Internal Market and Services Commissioner Charlie McCreevy said: "This regulation is a key element in ensuring access to affordable medicines for poor countries. Its rapid adoption highlights the EU's commitment to the implementation of the WTO Decision. Countries in need will acquire affordable medicines which are safe and effective and at the same time the patent system will continue to support investment in the research and development of new medicines”.
Trade Commissioner Peter Mandelson said: "This is an important EU contribution to the fight against killer diseases in developing countries. It shows that the EU is committed to the WTO process, and to ensuring that the WTO system can respond to the public health concerns of poor countries in need of affordable medicines."
What was agreed in the WTO in December 2005?
On 6 December 2005, the WTO Members agreed to amend the Agreement on Trade-Related Aspects of Intellectual Property Rights (TRIPS Agreement). This amendment would make permanent a provisional decision on compulsory licensing originally adopted on 30 August 2003. The WTO General Council has submitted the proposed amendment to the WTO Members for acceptance. Once accepted and in force, this amendment will complete a process that began in 2001 with the Doha Declaration on the TRIPS Agreement and Public Health. The EU strongly supported these changes at every stage.
The existing rules on intellectual property provide that compulsory licences can only be authorised predominantly for the supply of the domestic market. The amendment will allow any WTO Member to export pharmaceutical products made under compulsory licence for the purpose of supplying developing countries with no or insufficient manufacturing capacities in the pharmaceutical sector. The new rules will be formally incorporated into the TRIPS Agreement.

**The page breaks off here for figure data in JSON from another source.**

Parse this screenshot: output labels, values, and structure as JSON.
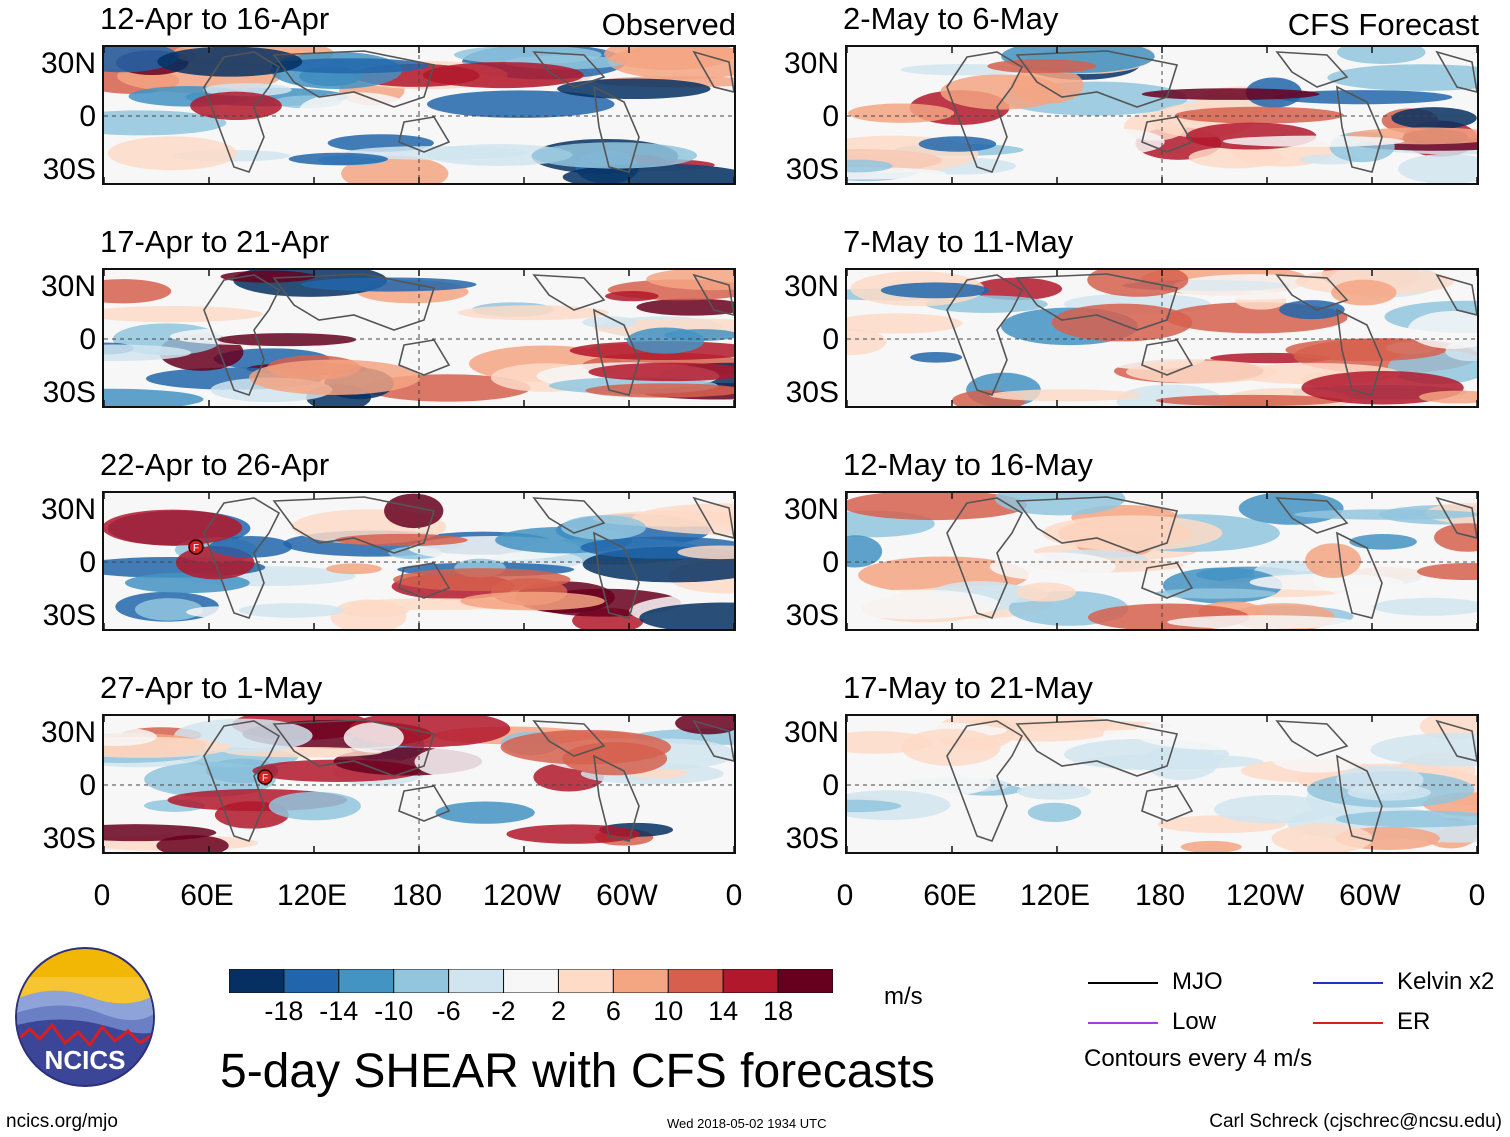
{
  "chart_data": {
    "type": "heatmap",
    "title": "5-day SHEAR with CFS forecasts",
    "units": "m/s",
    "columns": [
      {
        "label": "Observed",
        "panels": [
          "12-Apr to 16-Apr",
          "17-Apr to 21-Apr",
          "22-Apr to 26-Apr",
          "27-Apr to 1-May"
        ]
      },
      {
        "label": "CFS Forecast",
        "panels": [
          "2-May to 6-May",
          "7-May to 11-May",
          "12-May to 16-May",
          "17-May to 21-May"
        ]
      }
    ],
    "lat_ticks": [
      "30N",
      "0",
      "30S"
    ],
    "lon_ticks": [
      "0",
      "60E",
      "120E",
      "180",
      "120W",
      "60W",
      "0"
    ],
    "colorbar": {
      "labels": [
        "-18",
        "-14",
        "-10",
        "-6",
        "-2",
        "2",
        "6",
        "10",
        "14",
        "18"
      ],
      "colors": [
        "#053061",
        "#2166ac",
        "#4393c3",
        "#92c5de",
        "#d1e5f0",
        "#f7f7f7",
        "#fddbc7",
        "#f4a582",
        "#d6604d",
        "#b2182b",
        "#67001f"
      ]
    },
    "legend": [
      {
        "label": "MJO",
        "color": "#000000"
      },
      {
        "label": "Kelvin x2",
        "color": "#1f33cc"
      },
      {
        "label": "Low",
        "color": "#a040e0"
      },
      {
        "label": "ER",
        "color": "#d42020"
      }
    ],
    "contour_note": "Contours every 4 m/s"
  },
  "logo": {
    "text": "NCICS"
  },
  "footer": {
    "url": "ncics.org/mjo",
    "timestamp": "Wed 2018-05-02 1934 UTC",
    "author": "Carl Schreck (cjschrec@ncsu.edu)"
  },
  "cyclone_marker": "F"
}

The amendment will take effect for the Members that have accepted it when two thirds of the WTO Members accept the amendment. WTO Members have set themselves until 1 December 2007 to do this. The waiver decision remains in force for each Member until the amendment becomes effective for that Member.
What is being changed at the European level?

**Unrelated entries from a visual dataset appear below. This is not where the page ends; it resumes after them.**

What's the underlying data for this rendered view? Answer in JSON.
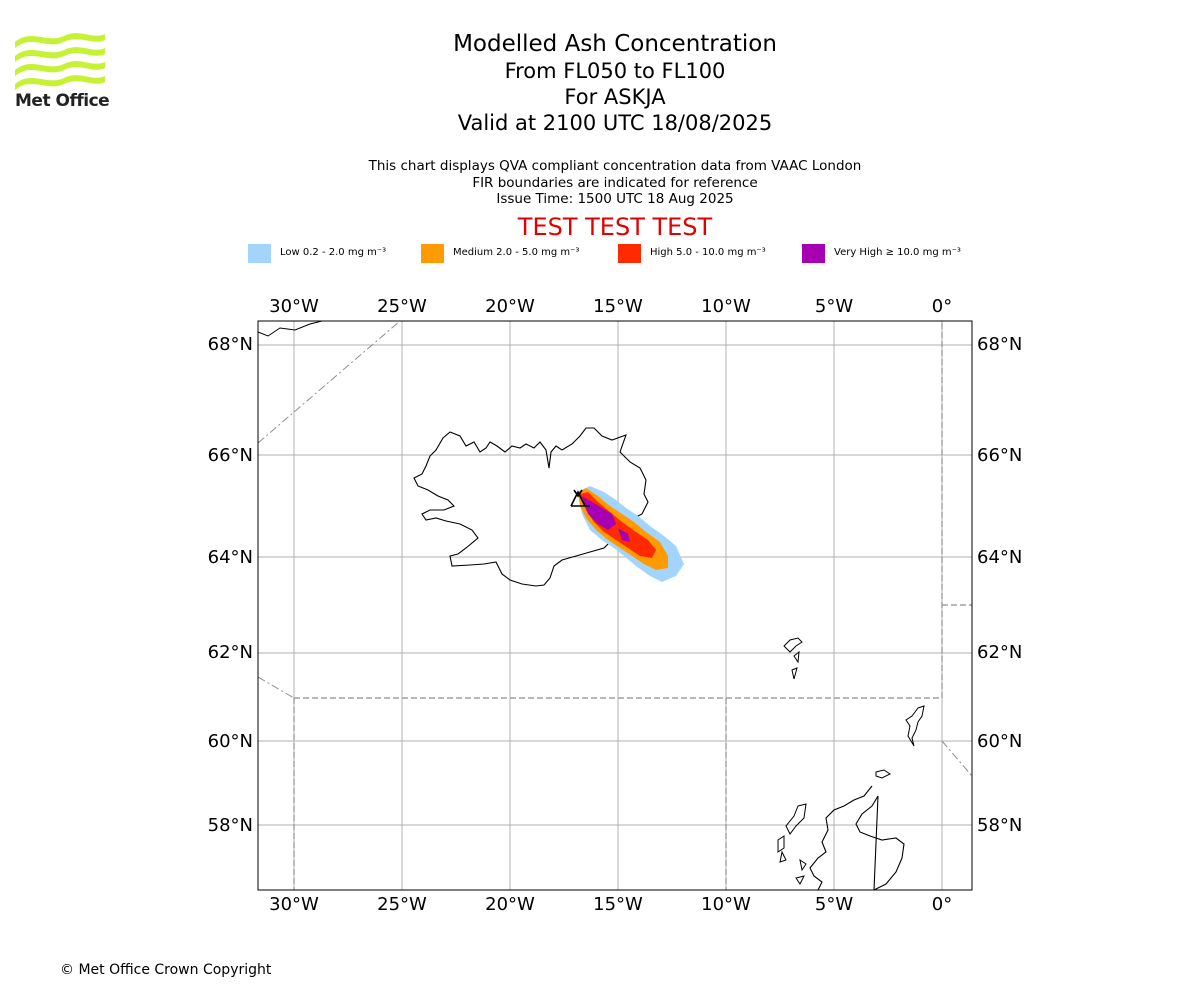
{
  "logo": {
    "text": "Met Office",
    "color": "#c6f135"
  },
  "title": {
    "line1": "Modelled Ash Concentration",
    "line2": "From FL050 to FL100",
    "line3": "For ASKJA",
    "line4": "Valid at 2100 UTC 18/08/2025"
  },
  "subtitle": {
    "line1": "This chart displays QVA compliant concentration data from VAAC London",
    "line2": "FIR boundaries are indicated for reference",
    "line3": "Issue Time: 1500 UTC 18 Aug 2025"
  },
  "test_banner": {
    "text": "TEST TEST TEST",
    "color": "#e00000"
  },
  "legend": [
    {
      "label": "Low 0.2 - 2.0 mg m⁻³",
      "color": "#a3d4fb"
    },
    {
      "label": "Medium 2.0 - 5.0 mg m⁻³",
      "color": "#ff9a00"
    },
    {
      "label": "High 5.0 - 10.0 mg m⁻³",
      "color": "#ff2a00"
    },
    {
      "label": "Very High ≥ 10.0 mg m⁻³",
      "color": "#a600b2"
    }
  ],
  "map": {
    "longitude_labels": [
      "30°W",
      "25°W",
      "20°W",
      "15°W",
      "10°W",
      "5°W",
      "0°"
    ],
    "latitude_labels": [
      "68°N",
      "66°N",
      "64°N",
      "62°N",
      "60°N",
      "58°N"
    ],
    "volcano": "ASKJA"
  },
  "copyright": "© Met Office Crown Copyright"
}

The regulation creates a mechanism in line with the WTO General Council Decision of August 2003 so that companies in the EU can apply for a licence to manufacture, without the authorisation of the patent holder, pharmaceutical products for export to countries in need of medicines and facing public health problems. There is no specific restriction on the pharmaceutical products covered, although there is acknowledgement that they are required to address public health problems since that is the context of the Decision.

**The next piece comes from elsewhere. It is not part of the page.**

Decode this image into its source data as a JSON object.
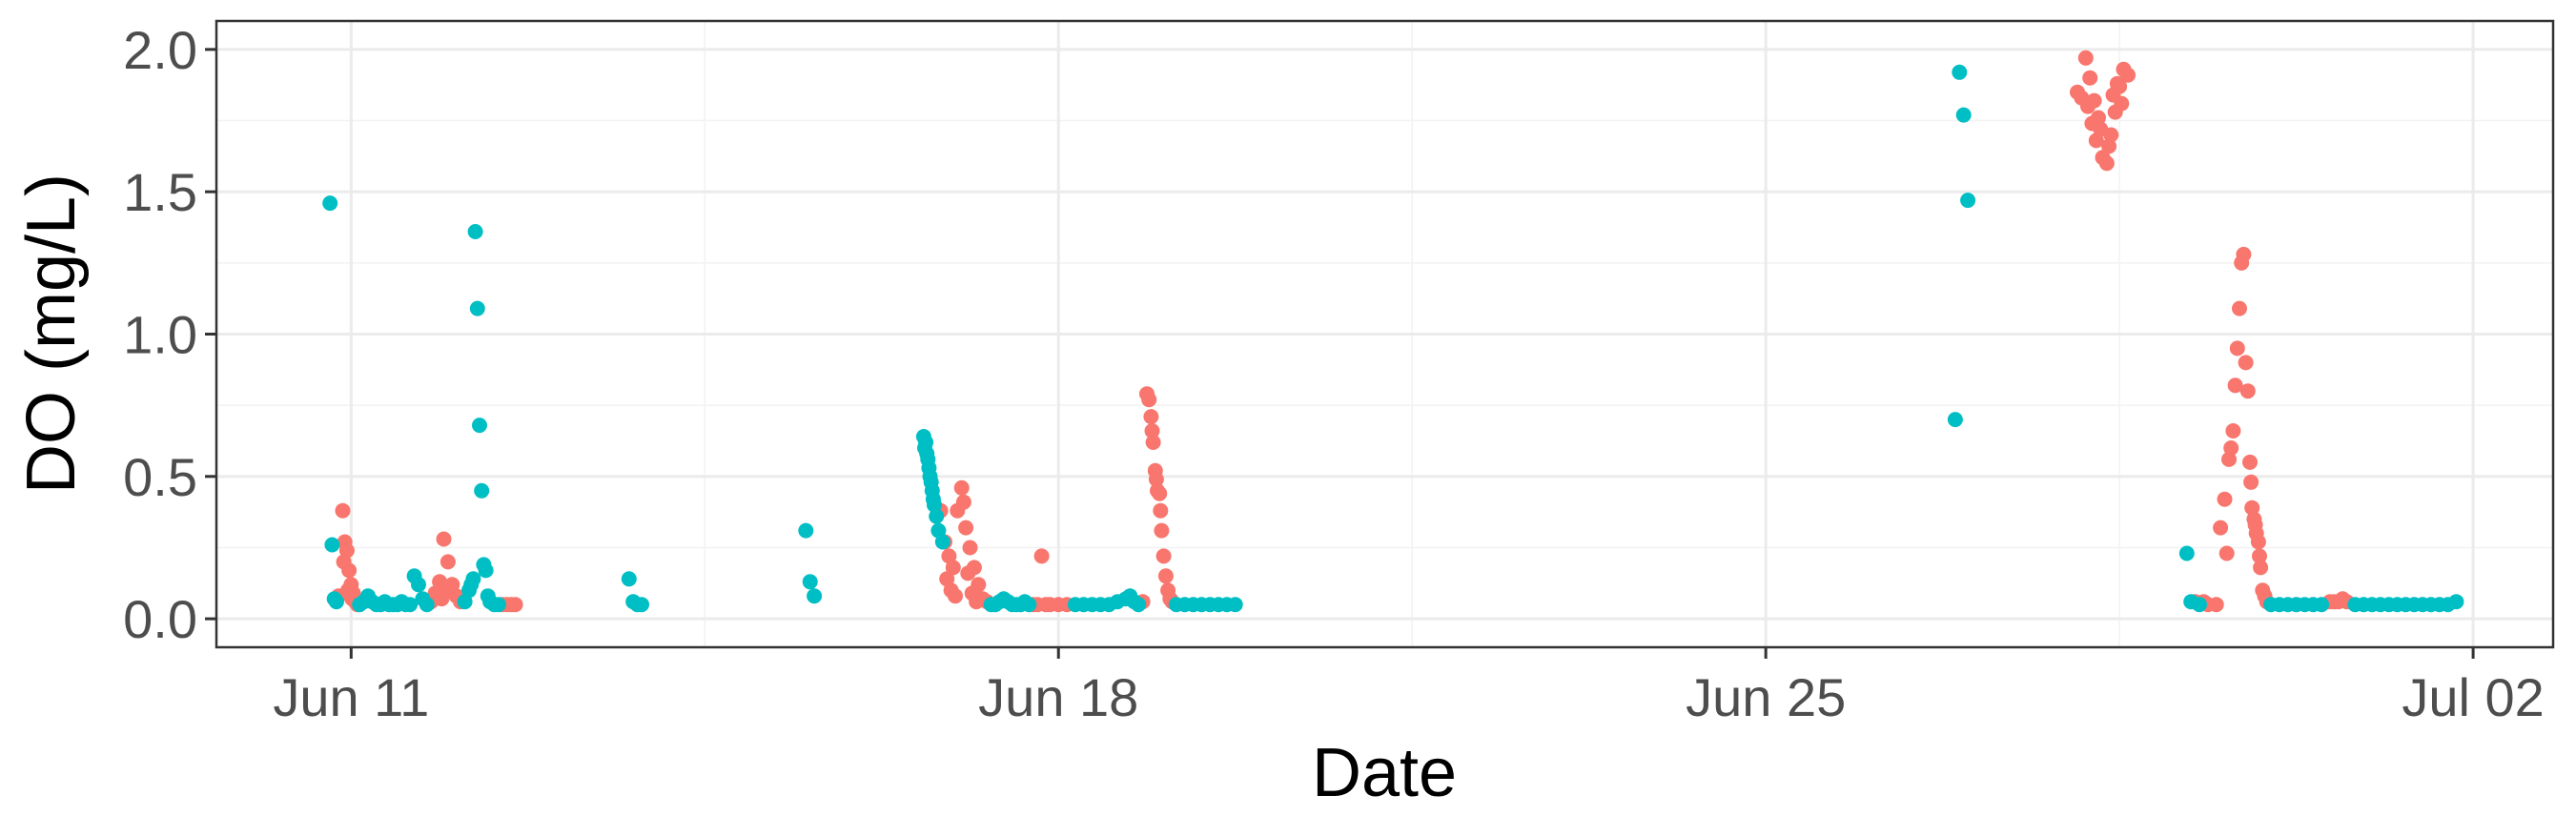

It represents an instrument that will allow the compulsory licensing procedure of the WTO decision to fit within the context of Member States’ national patent law and their compulsory licensing procedures. This is to give transparency and clarity for those companies operating within the EU’s internal market and wishing to apply for compulsory licences for export to countries in need.
Provided countries in need notify to the WTO the medicines they need, it would be up to generic companies to decide to apply for licences to manufacture them.
Once export takes place, all parties have an interest in seeing that medicines are not diverted from those who need them. The regulation prohibits re-importation into the EU and provides for customs authorities to take action against goods being re-imported. The patent holder can use existing national procedures to enforce its rights against re-imported goods if they do enter the EU, and the licence can be terminated.
The regulation also foresees a role for non-governmental and international organisations as being potentially involved in any purchasing procedures and able to make requests on behalf of an importing country with that country’s approval.
Safety and efficacy of medicines for export can be certified through the EU’s scientific opinion procedure, or equivalent national procedures. The EU felt this was a necessary complement to the licensing mechanism in order to assist importing countries.